The tenant must not make any structural alteration, or permit or suffer any structural alteration to be made, to the premises without the prior consent in writing of the landlord.
The tenant must not use the premises, or permit or suffer the premises to be used, for any immoral or illegal purpose.
The tenant must not do anything, or permit or suffer anything to be done, on the premises that would cause any unnecessary annoyance, inconvenience or disturbance to the landlord or any other person.
For the purposes of subsection (1), if the tenant persistently fails to pay rent as and when it falls due, the tenant may be regarded as causing unnecessary inconvenience to the landlord.

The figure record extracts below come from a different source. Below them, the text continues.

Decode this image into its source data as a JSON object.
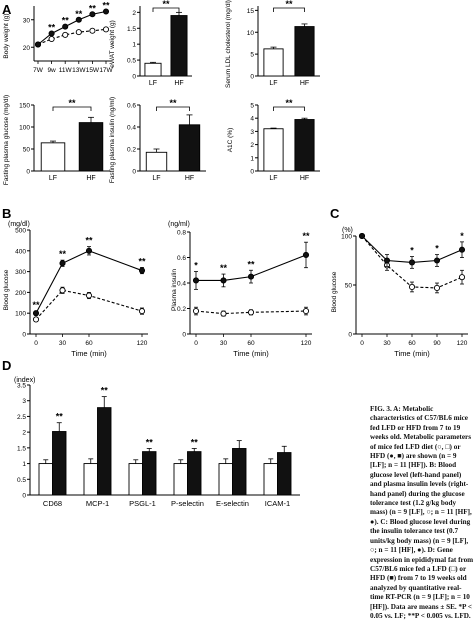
{
  "panel_letters": {
    "a": "A",
    "b": "B",
    "c": "C",
    "d": "D"
  },
  "caption": "FIG. 3. A: Metabolic characteristics of C57/BL6 mice fed LFD or HFD from 7 to 19 weeks old. Metabolic parameters of mice fed LFD diet (○, □) or HFD (●, ■) are shown (n = 9 [LF]; n = 11 [HF]). B: Blood glucose level (left-hand panel) and plasma insulin levels (right-hand panel) during the glucose tolerance test (1.2 g/kg body mass) (n = 9 [LF], ○; n = 11 [HF], ●). C: Blood glucose level during the insulin tolerance test (0.7 units/kg body mass) (n = 9 [LF], ○; n = 11 [HF], ●). D: Gene expression in epididymal fat from C57/BL6 mice fed a LFD (□) or HFD (■) from 7 to 19 weeks old analyzed by quantitative real-time RT-PCR (n = 9 [LF]; n = 10 [HF]). Data are means ± SE. *P < 0.05 vs. LF; **P < 0.005 vs. LFD.",
  "colors": {
    "lf_fill": "#ffffff",
    "hf_fill": "#111111",
    "axis": "#000000"
  },
  "chart_data": [
    {
      "id": "A1",
      "type": "line",
      "ylabel": "Body weight (g)",
      "x": [
        "7W",
        "9w",
        "11W",
        "13W",
        "15W",
        "17W"
      ],
      "series": [
        {
          "name": "LF",
          "marker": "open-circle",
          "line": "dashed",
          "values": [
            21,
            23,
            24.5,
            25.5,
            26,
            26.5
          ]
        },
        {
          "name": "HF",
          "marker": "filled-circle",
          "line": "solid",
          "values": [
            21,
            25,
            27.5,
            30,
            32,
            33
          ]
        }
      ],
      "ylim": [
        15,
        35
      ],
      "yticks": [
        "20",
        "30"
      ],
      "annotations": [
        "**",
        "**",
        "**",
        "**",
        "**"
      ]
    },
    {
      "id": "A2",
      "type": "bar",
      "ylabel": "eWAT weight (g)",
      "categories": [
        "LF",
        "HF"
      ],
      "values": [
        0.4,
        1.9
      ],
      "errors": [
        0.03,
        0.1
      ],
      "ylim": [
        0,
        2.2
      ],
      "yticks": [
        "0",
        "0.5",
        "1",
        "1.5",
        "2"
      ],
      "significance": "**"
    },
    {
      "id": "A3",
      "type": "bar",
      "ylabel": "Serum LDL cholesterol (mg/dl)",
      "categories": [
        "LF",
        "HF"
      ],
      "values": [
        6.2,
        11.3
      ],
      "errors": [
        0.4,
        0.6
      ],
      "ylim": [
        0,
        16
      ],
      "yticks": [
        "0",
        "5",
        "10",
        "15"
      ],
      "significance": "**"
    },
    {
      "id": "A4",
      "type": "bar",
      "ylabel": "Fasting plasma glucose (mg/dl)",
      "categories": [
        "LF",
        "HF"
      ],
      "values": [
        64,
        110
      ],
      "errors": [
        4,
        12
      ],
      "ylim": [
        0,
        150
      ],
      "yticks": [
        "0",
        "50",
        "100",
        "150"
      ],
      "significance": "**"
    },
    {
      "id": "A5",
      "type": "bar",
      "ylabel": "Fasting plasma insulin (ng/ml)",
      "categories": [
        "LF",
        "HF"
      ],
      "values": [
        0.17,
        0.42
      ],
      "errors": [
        0.03,
        0.09
      ],
      "ylim": [
        0,
        0.6
      ],
      "yticks": [
        "0",
        "0.2",
        "0.4",
        "0.6"
      ],
      "significance": "**"
    },
    {
      "id": "A6",
      "type": "bar",
      "ylabel": "A1C (%)",
      "categories": [
        "LF",
        "HF"
      ],
      "values": [
        3.2,
        3.9
      ],
      "errors": [
        0.05,
        0.1
      ],
      "ylim": [
        0,
        5
      ],
      "yticks": [
        "0",
        "1",
        "2",
        "3",
        "4",
        "5"
      ],
      "significance": "**"
    },
    {
      "id": "B1",
      "type": "line",
      "ylabel": "Blood glucose",
      "unit": "(mg/dl)",
      "xlabel": "Time (min)",
      "x": [
        0,
        30,
        60,
        120
      ],
      "series": [
        {
          "name": "LF",
          "marker": "open-circle",
          "line": "dashed",
          "values": [
            70,
            210,
            185,
            110
          ],
          "errors": [
            10,
            15,
            15,
            15
          ]
        },
        {
          "name": "HF",
          "marker": "filled-circle",
          "line": "solid",
          "values": [
            100,
            340,
            400,
            305
          ],
          "errors": [
            10,
            15,
            20,
            15
          ]
        }
      ],
      "ylim": [
        0,
        500
      ],
      "yticks": [
        "0",
        "100",
        "200",
        "300",
        "400",
        "500"
      ],
      "annotations": [
        "**",
        "**",
        "**",
        "**"
      ]
    },
    {
      "id": "B2",
      "type": "line",
      "ylabel": "Plasma insulin",
      "unit": "(ng/ml)",
      "xlabel": "Time (min)",
      "x": [
        0,
        30,
        60,
        120
      ],
      "series": [
        {
          "name": "LF",
          "marker": "open-circle",
          "line": "dashed",
          "values": [
            0.18,
            0.16,
            0.17,
            0.18
          ],
          "errors": [
            0.03,
            0.02,
            0.02,
            0.03
          ]
        },
        {
          "name": "HF",
          "marker": "filled-circle",
          "line": "solid",
          "values": [
            0.42,
            0.42,
            0.45,
            0.62
          ],
          "errors": [
            0.07,
            0.05,
            0.05,
            0.1
          ]
        }
      ],
      "ylim": [
        0,
        0.8
      ],
      "yticks": [
        "0",
        "0.2",
        "0.4",
        "0.6",
        "0.8"
      ],
      "annotations": [
        "*",
        "**",
        "**",
        "**"
      ]
    },
    {
      "id": "C",
      "type": "line",
      "ylabel": "Blood glucose",
      "unit": "(%)",
      "xlabel": "Time (min)",
      "x": [
        0,
        30,
        60,
        90,
        120
      ],
      "series": [
        {
          "name": "LF",
          "marker": "open-circle",
          "line": "dashed",
          "values": [
            100,
            70,
            48,
            47,
            58
          ],
          "errors": [
            2,
            5,
            5,
            5,
            7
          ]
        },
        {
          "name": "HF",
          "marker": "filled-circle",
          "line": "solid",
          "values": [
            100,
            75,
            73,
            75,
            86
          ],
          "errors": [
            2,
            6,
            6,
            6,
            8
          ]
        }
      ],
      "ylim": [
        0,
        100
      ],
      "yticks": [
        "0",
        "50",
        "100"
      ],
      "annotations": [
        "*",
        "*",
        "*"
      ]
    },
    {
      "id": "D",
      "type": "bar",
      "unit": "(index)",
      "categories": [
        "CD68",
        "MCP-1",
        "PSGL-1",
        "P-selectin",
        "E-selectin",
        "ICAM-1"
      ],
      "series": [
        {
          "name": "LF",
          "values": [
            1,
            1,
            1,
            1,
            1,
            1
          ],
          "errors": [
            0.12,
            0.15,
            0.12,
            0.12,
            0.15,
            0.15
          ]
        },
        {
          "name": "HF",
          "values": [
            2.02,
            2.78,
            1.38,
            1.38,
            1.48,
            1.35
          ],
          "errors": [
            0.28,
            0.35,
            0.1,
            0.1,
            0.25,
            0.2
          ]
        }
      ],
      "ylim": [
        0,
        3.5
      ],
      "yticks": [
        "0",
        "0.5",
        "1",
        "1.5",
        "2",
        "2.5",
        "3",
        "3.5"
      ],
      "annotations": [
        "**",
        "**",
        "**",
        "**",
        "",
        ""
      ]
    }
  ]
}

The tenant must not assign or underlet the whole of the premises to another person, or otherwise part with possession of the whole of the premises.
The tenant must not underlet part of the premises to another person without the prior consent in writing of the landlord.
The landlord may re-enter the premises (or any part of the premises in the name of the whole) if the tenant—
is in breach of section 7 of this Schedule and fails to pay the rent within 15 days after the due date (except where the tenant is withholding the payment of rent under section 120AAZ(3)(a), or section 4(1) of this Schedule); or
is in breach of section 8, 9, 10 or 11 of this Schedule.
The tenancy of the premises is terminated immediately on the landlord’s re-entry under subsection (1).